D’autres cas illustrent la complexité : en Suède, la confiance dans les institutions est forte, aussi certains essaient de collaborer avec des responsables locaux en Ukraine. Une mairie reçoit une camionnette incendie en donation avec beaucoup de publicité et discours de remerciements. Or le véhicule était déjà prévu au budget. Résultat : le maire s’octroie une prime exceptionnelle, sans que la caserne n’en bénéficie directement.

Autre exemple : un pick-up offert à l’armée est remis à un officier ukrainien désigné par une organisation suédoise. Celui-ci préfère que sa femme utilise le véhicule, son ancien véhicule pouvant aller au front. L’organisation pourrait devoir financer un autre véhicule, bien que la donation soit gratuite. Ce genre de pratiques sont fréquentes selon mes contacts ukrainiens.

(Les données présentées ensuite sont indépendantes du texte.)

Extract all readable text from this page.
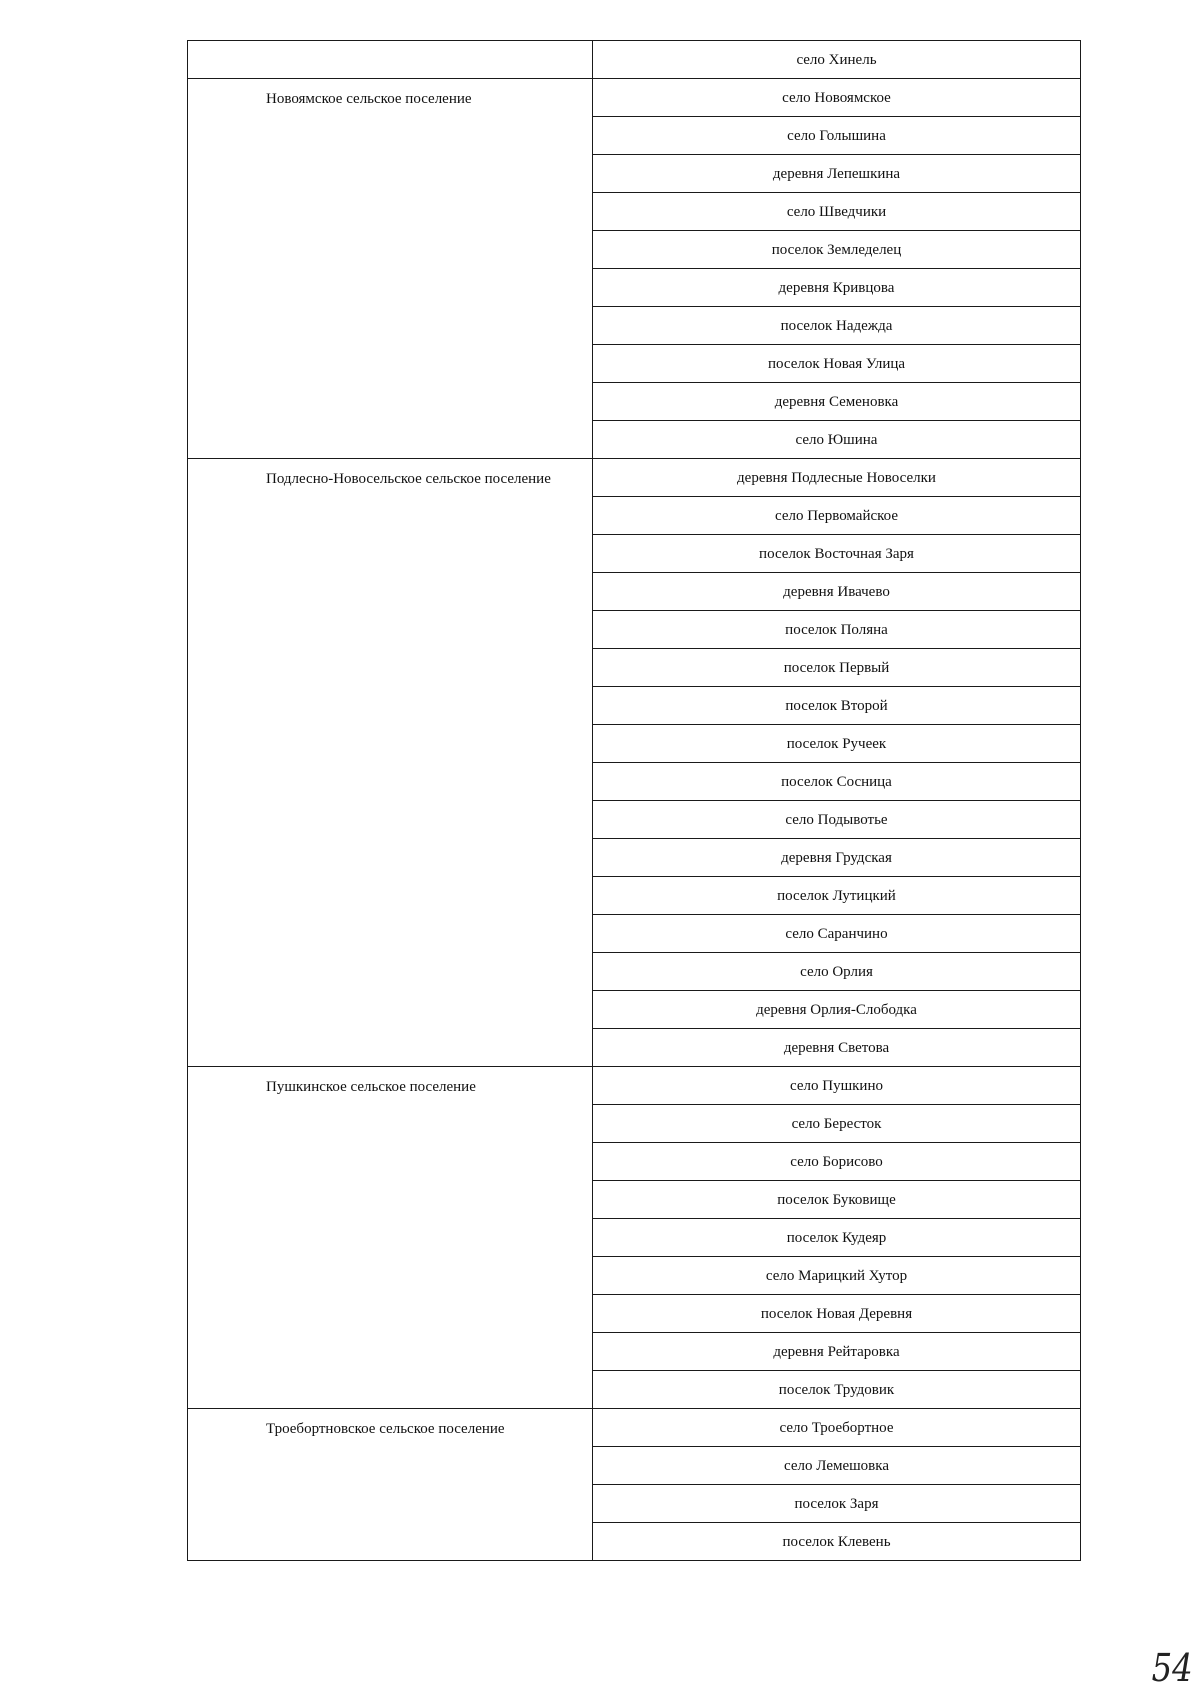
	село Хинель
Новоямское сельское поселение	село Новоямское
	село Голышина
	деревня Лепешкина
	село Шведчики
	поселок Земледелец
	деревня Кривцова
	поселок Надежда
	поселок Новая Улица
	деревня Семеновка
	село Юшина
Подлесно-Новосельское сельское поселение	деревня Подлесные Новоселки
	село Первомайское
	поселок Восточная Заря
	деревня Ивачево
	поселок Поляна
	поселок Первый
	поселок Второй
	поселок Ручеек
	поселок Сосница
	село Подывотье
	деревня Грудская
	поселок Лутицкий
	село Саранчино
	село Орлия
	деревня Орлия-Слободка
	деревня Светова
Пушкинское сельское поселение	село Пушкино
	село Бересток
	село Борисово
	поселок Буковище
	поселок Кудеяр
	село Марицкий Хутор
	поселок Новая Деревня
	деревня Рейтаровка
	поселок Трудовик
Троебортновское сельское поселение	село Троебортное
	село Лемешовка
	поселок Заря
	поселок Клевень
54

D’où la nécessité de signer des contrats précis, donnant au bénéficiaire final, évitant chefs, officiels ou politiciens, et de contrôler régulièrement l’utilisation via rapports et photos.

Le soutien à l’Ukraine est vital, le combat ne peut être abandonné sans risquer la défaite. Mais il doit se faire de manière responsable, sans nuire ni aux Ukrainiens ni aux volontaires.

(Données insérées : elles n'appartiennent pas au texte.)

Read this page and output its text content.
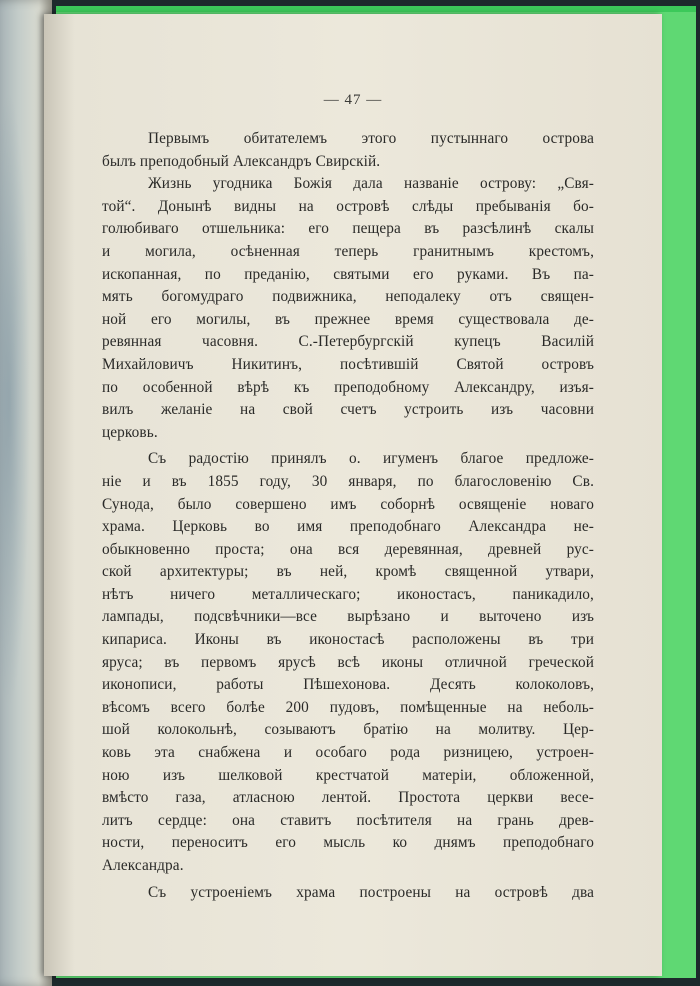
— 47 —
Первымъ обитателемъ этого пустыннаго острова
былъ преподобный Александръ Свирскій.
Жизнь угодника Божія дала названіе острову: „Свя-
той“. Донынѣ видны на островѣ слѣды пребыванія бо-
голюбиваго отшельника: его пещера въ разсѣлинѣ скалы
и могила, осѣненная теперь гранитнымъ крестомъ,
ископанная, по преданію, святыми его руками. Въ па-
мять богомудраго подвижника, неподалеку отъ священ-
ной его могилы, въ прежнее время существовала де-
ревянная часовня. С.-Петербургскій купецъ Василій
Михайловичъ Никитинъ, посѣтившій Святой островъ
по особенной вѣрѣ къ преподобному Александру, изъя-
вилъ желаніе на свой счетъ устроить изъ часовни
церковь.
Съ радостію принялъ о. игуменъ благое предложе-
ніе и въ 1855 году, 30 января, по благословенію Св.
Сунода, было совершено имъ соборнѣ освященіе новаго
храма. Церковь во имя преподобнаго Александра не-
обыкновенно проста; она вся деревянная, древней рус-
ской архитектуры; въ ней, кромѣ священной утвари,
нѣтъ ничего металлическаго; иконостасъ, паникадило,
лампады, подсвѣчники—все вырѣзано и выточено изъ
кипариса. Иконы въ иконостасѣ расположены въ три
яруса; въ первомъ ярусѣ всѣ иконы отличной греческой
иконописи, работы Пѣшехонова. Десять колоколовъ,
вѣсомъ всего болѣе 200 пудовъ, помѣщенные на неболь-
шой колокольнѣ, созываютъ братію на молитву. Цер-
ковь эта снабжена и особаго рода ризницею, устроен-
ною изъ шелковой крестчатой матеріи, обложенной,
вмѣсто газа, атласною лентой. Простота церкви весе-
литъ сердце: она ставитъ посѣтителя на грань древ-
ности, переноситъ его мысль ко днямъ преподобнаго
Александра.
Съ устроеніемъ храма построены на островѣ два
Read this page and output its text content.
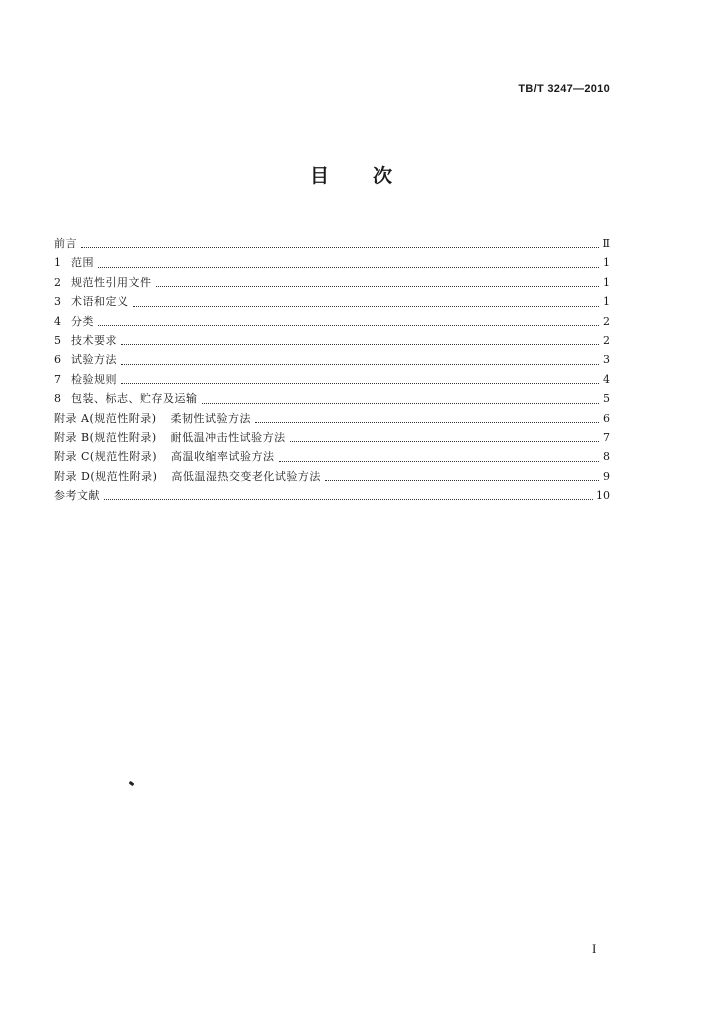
TB/T 3247—2010
目 次
前言	Ⅱ
1 范围	1
2 规范性引用文件	1
3 术语和定义	1
4 分类	2
5 技术要求	2
6 试验方法	3
7 检验规则	4
8 包装、标志、贮存及运输	5
附录 A(规范性附录) 柔韧性试验方法	6
附录 B(规范性附录) 耐低温冲击性试验方法	7
附录 C(规范性附录) 高温收缩率试验方法	8
附录 D(规范性附录) 高低温湿热交变老化试验方法	9
参考文献	10
I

Quelques recommandations :

  • Ne donner que ce qui est réellement nécessaire
  • Éviter de donner de l’argent : privilégier les biens matériels
  • Établir des contrats clairs sur l’utilisation des dons : prêt, location, revente, entretien, réparations, etc.
  • Impliquer au moins deux personnes à différents niveaux dans l’organisation pour mieux contrôler les flux et limiter la corruption
  • Fournir les dons directement aux bénéficiaires finaux, jamais aux dirigeants, chefs ou élus
  • Assurer un suivi post-donation : instructions, pièces de rechange, vérification d’utilisation

Merci d’avoir pris le temps de lire et de vous engager. Nous devons poursuivre nos efforts – ensemble, vers la victoire.